The women’s 400 metres, a truly glittering highlight of the Sydney 2000 Olympics and Atlanta four years before that, with Marie-Jose Perec’s second Olympic title and Cathy Freeman’s breathtaking moment of destiny, appeared to have lost some of its lustre going into this year.

Freeman had long since retired, Perec formerly announced that she would not longer be competing earlier this year, Sydney silver and bronze medallists Lorraine Fenton and Katharine Merry are sidelined this season. It seemed the very great demands of preparing for and competing at this event managed to grind down all-comers.

“It is a tough event,” Freeman, now an ambassador for the London 2012 Olympic bid, says, “possibly the toughest. You need to have a tough body to withstand all the training, but also a tough mind, too.”

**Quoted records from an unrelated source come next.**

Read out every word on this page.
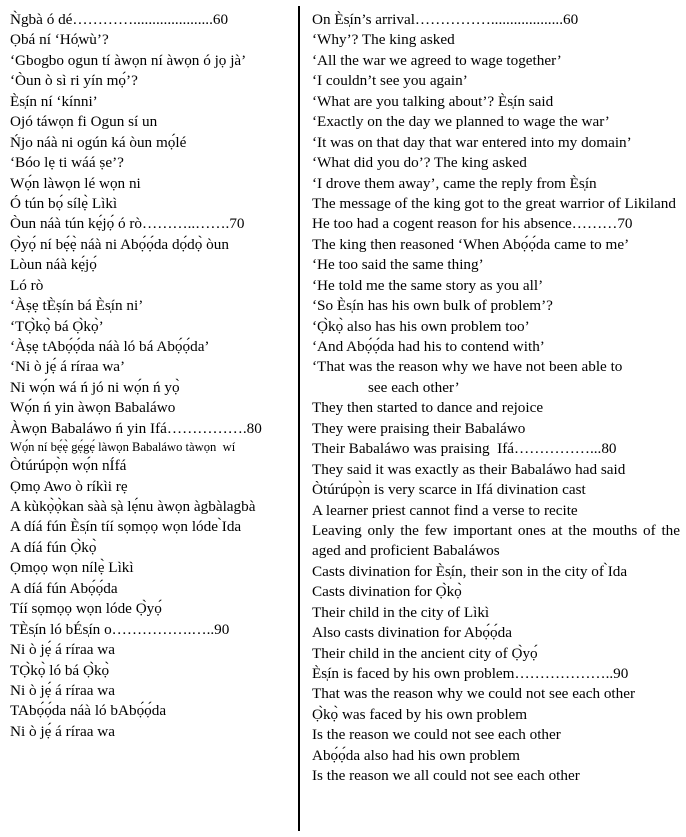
Ǹgbà ó dé………….....................60

Ọbá ní ‘Hó̩wù’?

‘Gbogbo ogun tí àwọn ní àwọn ó jọ jà’

‘Òun ò sì ri yín mọ́’?

Ès̩ín ní ‘kínni’

Ojó táwọn fi Ogun sí un

Ńjo náà ni ogún ká òun mọ́lé

‘Bóo lẹ ti wáá ṣe’?

Wọ́n làwọn lé wọn ni

Ó tún bọ́ sílẹ̀ Lìkì

Òun náà tún kẹ́jọ́ ó rò………..…….70

Ọ̀yọ́ ní bẹ́ẹ̀ náà ni Abọ́ọ́da dọ́dọ̀ òun

Lòun náà kẹ́jọ́

Ló rò

‘Àṣẹ tÈṣín bá Ès̩ín ni’

‘TỌ̀kọ̀ bá Ọ̀kọ̀’

‘Àṣẹ tAbọ́ọ́da náà ló bá Abọ́ọ́da’

‘Ni ò jẹ́ á ríraa wa’

Ni wọ́n wá ń jó ni wọ́n ń yọ̀

Wọ́n ń yin àwọn Babaláwo

Àwọn Babaláwo ń yin Ifá…………….80

Wọ́n ní bẹ́ẹ̀ gẹ́gẹ́ làwọn Babaláwo tàwọn  wí

Òtúrúpọ̀n wọ́n nÍfá

Ọmọ Awo ò ríkìi rẹ

A kùkọ̀ọ̀kan sàà s̩à lẹ́nu àwọn àgbàlagbà

A díá fún Ès̩ín tíí sọmọọ wọn lóde ̀Ida

A díá fún Ọ̀kọ̀

Ọmọọ wọn nílẹ̀ Lìkì

A díá fún Abọ́ọ́da

Tíí sọmọọ wọn lóde Ọ̀yọ́

TÈs̩ín ló bÉs̩ín o…………….…..90

Ni ò jẹ́ á ríraa wa

TỌ̀kọ̀ ló bá Ọ̀kọ̀

Ni ò jẹ́ á ríraa wa

TAbọ́ọ́da náà ló bAbọ́ọ́da

Ni ò jẹ́ á ríraa wa

On Ès̩ín’s arrival……………...................60

‘Why’? The king asked

‘All the war we agreed to wage together’

‘I couldn’t see you again’

‘What are you talking about’? Ès̩ín said

‘Exactly on the day we planned to wage the war’

‘It was on that day that war entered into my domain’

‘What did you do’? The king asked

‘I drove them away’, came the reply from Ès̩ín

The message of the king got to the great warrior of Likiland

He too had a cogent reason for his absence………70

The king then reasoned ‘When Abọ́ọ́da came to me’

‘He too said the same thing’

‘He told me the same story as you all’

‘So Ès̩ín has his own bulk of problem’?

‘Ọ̀kọ̀ also has his own problem too’

‘And Abọ́ọ́da had his to contend with’

‘That was the reason why we have not been able to

see each other’

They then started to dance and rejoice

They were praising their Babaláwo

Their Babaláwo was praising  Ifá……………...80

They said it was exactly as their Babaláwo had said

Òtúrúpọ̀n is very scarce in Ifá divination cast

A learner priest cannot find a verse to recite

Leaving only the few important ones at the mouths of the aged and proficient Babaláwos

Casts divination for Ès̩ín, their son in the city of ̀Ida

Casts divination for Ọ̀kọ̀

Their child in the city of Lìkì

Also casts divination for Abọ́ọ́da

Their child in the ancient city of Ọ̀yọ́

Ès̩ín is faced by his own problem………………..90

That was the reason why we could not see each other

Ọ̀kọ̀ was faced by his own problem

Is the reason we could not see each other

Abọ́ọ́da also had his own problem

Is the reason we all could not see each other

By the start of the 2004 track season, there was possibly only one candidate for Athens gold: Ana Guevara, the first Mexican woman to have won any medal at the IAAF World Championships when she took bronze in 2001, and unbeaten in 23 finals thereafter.

And then along came Tonique Williams-Darling of the Bahamas (click here for related story).

The 28-year-old has made a tremendous breakthrough this summer, and as well as the fastest time of the year, 49.15, she has three of the top six marks. And possibly most importantly of all, Williams-Darling dealt Guevara her first defeat in nearly three years (in Gateshead) and in Zurich recently did it again.

“The field is a bit more level now that Ana has lost,” Williams-Darling told IAAF.org recently. “She has been beaten so people are thinking they can win.

“We have some 49s this year – at least five people. The Russians always come out running, Ana will come out running.”

Williams-Darling will have been referring to Natalya Nazarova, the 1998 IAAF World Junior champion, and the leading American, Monique Hennagan.

But it will be the re-match with Guevara that will offer the greatest fascination. Guevara’s form this season has been determined by the loss of nearly three months’ training earlier this summer through injury.

But the World champion goes into Athens in positive mood. “I feel very well. I’m not in the same rhythm as last year, but coming back from injury I think I’m doing very well.”

In her last race over the full lap, she was second in 50.18 in Zurich. “I made a mistake in Zurich,” she said. “I started very badly in the blocks, then ran too fast in the early part of the race.” It may be different in Athens.